Il divieto LEZ, che è stato introdotto per la prima volta nel 2018, sarà ora esteso ai veicoli Euro 4, il che significa che nessun veicolo diesel registrato prima del gennaio 2011 può viaggiare all’interno della regione di Bruxelles. Questa era l’ultima generazione di veicoli che non erano dotati di filtri antiparticolato.

Nel giugno di quest’anno, c’erano ancora 90.000 veicoli Euro 4 registrati in Belgio, di cui 35.000 appartenevano a residenti di Bruxelles – tra cui auto, minibus e furgoni.

Secondo Brussels Environment, gli Euro 4 rappresentano circa il 12% di tutti i veicoli in circolazione nella regione di Bruxelles – ma si stima che siano responsabili della metà di tutto il particolato ultrafine e del 25% delle emissioni di biossido di azoto.

Come già accaduto negli anni precedenti, ogni volta che una nuova categoria di veicoli è stato aggiunto al divieto LEZ, ci sarà un periodo di tre mesi di tolleranza. Da gennaio a marzo infatti non verranno emesse multe.

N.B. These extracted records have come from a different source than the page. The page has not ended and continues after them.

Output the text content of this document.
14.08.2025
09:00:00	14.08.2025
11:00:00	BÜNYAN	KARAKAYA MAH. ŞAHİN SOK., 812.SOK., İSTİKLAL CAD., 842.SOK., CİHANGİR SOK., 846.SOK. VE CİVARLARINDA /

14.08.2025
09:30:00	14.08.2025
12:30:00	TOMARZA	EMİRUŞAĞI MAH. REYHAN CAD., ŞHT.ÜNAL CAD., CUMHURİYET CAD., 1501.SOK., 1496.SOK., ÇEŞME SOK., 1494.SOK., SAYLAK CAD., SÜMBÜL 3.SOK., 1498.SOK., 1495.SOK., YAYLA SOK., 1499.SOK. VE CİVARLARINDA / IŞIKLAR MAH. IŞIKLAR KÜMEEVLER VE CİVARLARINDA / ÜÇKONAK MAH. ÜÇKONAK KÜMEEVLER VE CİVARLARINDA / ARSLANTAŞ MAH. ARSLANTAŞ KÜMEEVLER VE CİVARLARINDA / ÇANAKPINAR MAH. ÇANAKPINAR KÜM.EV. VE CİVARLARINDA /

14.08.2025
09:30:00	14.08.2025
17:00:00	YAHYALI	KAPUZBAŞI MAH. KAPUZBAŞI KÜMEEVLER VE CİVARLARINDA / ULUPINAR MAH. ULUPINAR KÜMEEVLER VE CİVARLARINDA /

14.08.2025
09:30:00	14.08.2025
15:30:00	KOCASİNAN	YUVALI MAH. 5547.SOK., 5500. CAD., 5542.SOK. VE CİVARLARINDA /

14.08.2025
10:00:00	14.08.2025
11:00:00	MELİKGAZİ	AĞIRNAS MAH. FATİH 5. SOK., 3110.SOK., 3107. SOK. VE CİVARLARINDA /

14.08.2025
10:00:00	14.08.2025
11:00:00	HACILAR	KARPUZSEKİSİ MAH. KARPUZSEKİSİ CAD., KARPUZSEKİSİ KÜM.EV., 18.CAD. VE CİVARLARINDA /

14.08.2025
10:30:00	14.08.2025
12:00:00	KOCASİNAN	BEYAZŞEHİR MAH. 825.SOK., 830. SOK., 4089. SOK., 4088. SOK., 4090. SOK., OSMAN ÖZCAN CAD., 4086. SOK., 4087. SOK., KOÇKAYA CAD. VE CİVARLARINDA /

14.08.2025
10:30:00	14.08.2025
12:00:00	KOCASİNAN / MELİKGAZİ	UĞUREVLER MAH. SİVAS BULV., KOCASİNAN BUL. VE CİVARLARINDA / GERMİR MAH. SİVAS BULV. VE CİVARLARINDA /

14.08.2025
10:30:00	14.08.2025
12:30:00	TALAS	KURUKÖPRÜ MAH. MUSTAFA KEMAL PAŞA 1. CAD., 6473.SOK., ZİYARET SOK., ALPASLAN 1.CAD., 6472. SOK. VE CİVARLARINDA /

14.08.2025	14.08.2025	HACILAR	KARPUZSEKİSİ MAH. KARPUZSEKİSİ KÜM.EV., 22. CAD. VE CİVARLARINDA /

A partire dal 1°aprile, però, chi sarà sorpreso alla guida di un veicolo diesel vietato dovrà pagare € 350 per un massimo di quattro multe all’anno. Circa 300 telecamere di scansione delle targhe sono installate sulle strade più trafficate della regione, collegate al database di registrazione dei veicoli.

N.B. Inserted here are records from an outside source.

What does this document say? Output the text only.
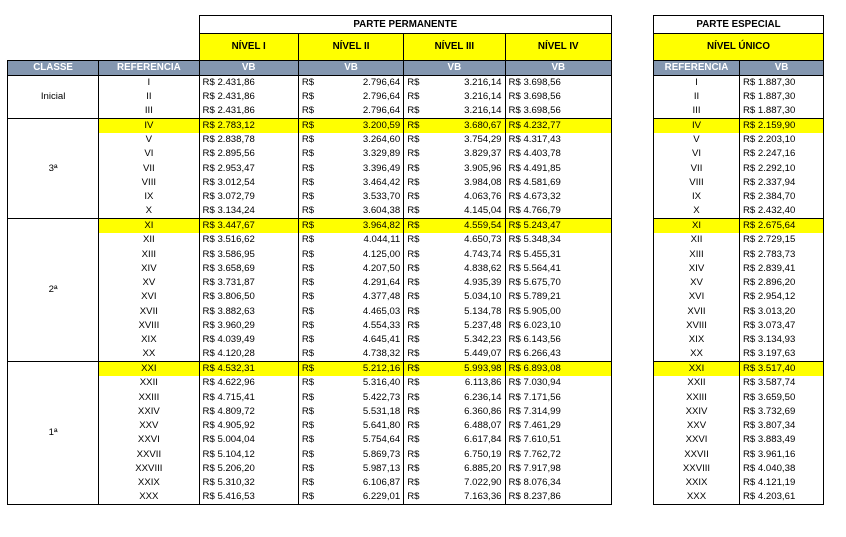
		PARTE PERMANENTE			
		NÍVEL I	NÍVEL II	NÍVEL III	NÍVEL IV
CLASSE	REFERENCIA	VB	VB	VB	VB
Inicial	I	R$ 2.431,86	R$ 2.796,64	R$ 3.216,14	R$ 3.698,56
	II	R$ 2.431,86	R$ 2.796,64	R$ 3.216,14	R$ 3.698,56
	III	R$ 2.431,86	R$ 2.796,64	R$ 3.216,14	R$ 3.698,56
3ª	IV	R$ 2.783,12	R$ 3.200,59	R$ 3.680,67	R$ 4.232,77
	V	R$ 2.838,78	R$ 3.264,60	R$ 3.754,29	R$ 4.317,43
	VI	R$ 2.895,56	R$ 3.329,89	R$ 3.829,37	R$ 4.403,78
	VII	R$ 2.953,47	R$ 3.396,49	R$ 3.905,96	R$ 4.491,85
	VIII	R$ 3.012,54	R$ 3.464,42	R$ 3.984,08	R$ 4.581,69
	IX	R$ 3.072,79	R$ 3.533,70	R$ 4.063,76	R$ 4.673,32
	X	R$ 3.134,24	R$ 3.604,38	R$ 4.145,04	R$ 4.766,79
2ª	XI	R$ 3.447,67	R$ 3.964,82	R$ 4.559,54	R$ 5.243,47
	XII	R$ 3.516,62	R$ 4.044,11	R$ 4.650,73	R$ 5.348,34
	XIII	R$ 3.586,95	R$ 4.125,00	R$ 4.743,74	R$ 5.455,31
	XIV	R$ 3.658,69	R$ 4.207,50	R$ 4.838,62	R$ 5.564,41
	XV	R$ 3.731,87	R$ 4.291,64	R$ 4.935,39	R$ 5.675,70
	XVI	R$ 3.806,50	R$ 4.377,48	R$ 5.034,10	R$ 5.789,21
	XVII	R$ 3.882,63	R$ 4.465,03	R$ 5.134,78	R$ 5.905,00
	XVIII	R$ 3.960,29	R$ 4.554,33	R$ 5.237,48	R$ 6.023,10
	XIX	R$ 4.039,49	R$ 4.645,41	R$ 5.342,23	R$ 6.143,56
	XX	R$ 4.120,28	R$ 4.738,32	R$ 5.449,07	R$ 6.266,43
1ª	XXI	R$ 4.532,31	R$ 5.212,16	R$ 5.993,98	R$ 6.893,08
	XXII	R$ 4.622,96	R$ 5.316,40	R$ 6.113,86	R$ 7.030,94
	XXIII	R$ 4.715,41	R$ 5.422,73	R$ 6.236,14	R$ 7.171,56
	XXIV	R$ 4.809,72	R$ 5.531,18	R$ 6.360,86	R$ 7.314,99
	XXV	R$ 4.905,92	R$ 5.641,80	R$ 6.488,07	R$ 7.461,29
	XXVI	R$ 5.004,04	R$ 5.754,64	R$ 6.617,84	R$ 7.610,51
	XXVII	R$ 5.104,12	R$ 5.869,73	R$ 6.750,19	R$ 7.762,72
	XXVIII	R$ 5.206,20	R$ 5.987,13	R$ 6.885,20	R$ 7.917,98
	XXIX	R$ 5.310,32	R$ 6.106,87	R$ 7.022,90	R$ 8.076,34
	XXX	R$ 5.416,53	R$ 6.229,01	R$ 7.163,36	R$ 8.237,86
PARTE ESPECIAL	
NÍVEL ÚNICO	
REFERENCIA	VB
I	R$ 1.887,30
II	R$ 1.887,30
III	R$ 1.887,30
IV	R$ 2.159,90
V	R$ 2.203,10
VI	R$ 2.247,16
VII	R$ 2.292,10
VIII	R$ 2.337,94
IX	R$ 2.384,70
X	R$ 2.432,40
XI	R$ 2.675,64
XII	R$ 2.729,15
XIII	R$ 2.783,73
XIV	R$ 2.839,41
XV	R$ 2.896,20
XVI	R$ 2.954,12
XVII	R$ 3.013,20
XVIII	R$ 3.073,47
XIX	R$ 3.134,93
XX	R$ 3.197,63
XXI	R$ 3.517,40
XXII	R$ 3.587,74
XXIII	R$ 3.659,50
XXIV	R$ 3.732,69
XXV	R$ 3.807,34
XXVI	R$ 3.883,49
XXVII	R$ 3.961,16
XXVIII	R$ 4.040,38
XXIX	R$ 4.121,19
XXX	R$ 4.203,61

La circonvallazione di Bruxelles non è interessata dal divieto LEZ – e nemmeno le strade di accesso al park-and-ride parcheggi a Stalle, Kraainem, Ceria ed Erasmus. Esenzioni si applicano ai veicoli utilizzati per il trasporto di persone con disabilità, veicoli dell’esercito e riconosciuto “old-timer” auto d’epoca più di 30 anni.

I proprietari di veicoli diesel vietati potranno ancora utilizzare le strade otto volte all’anno, acquistando un pass giornaliero di 35 euro.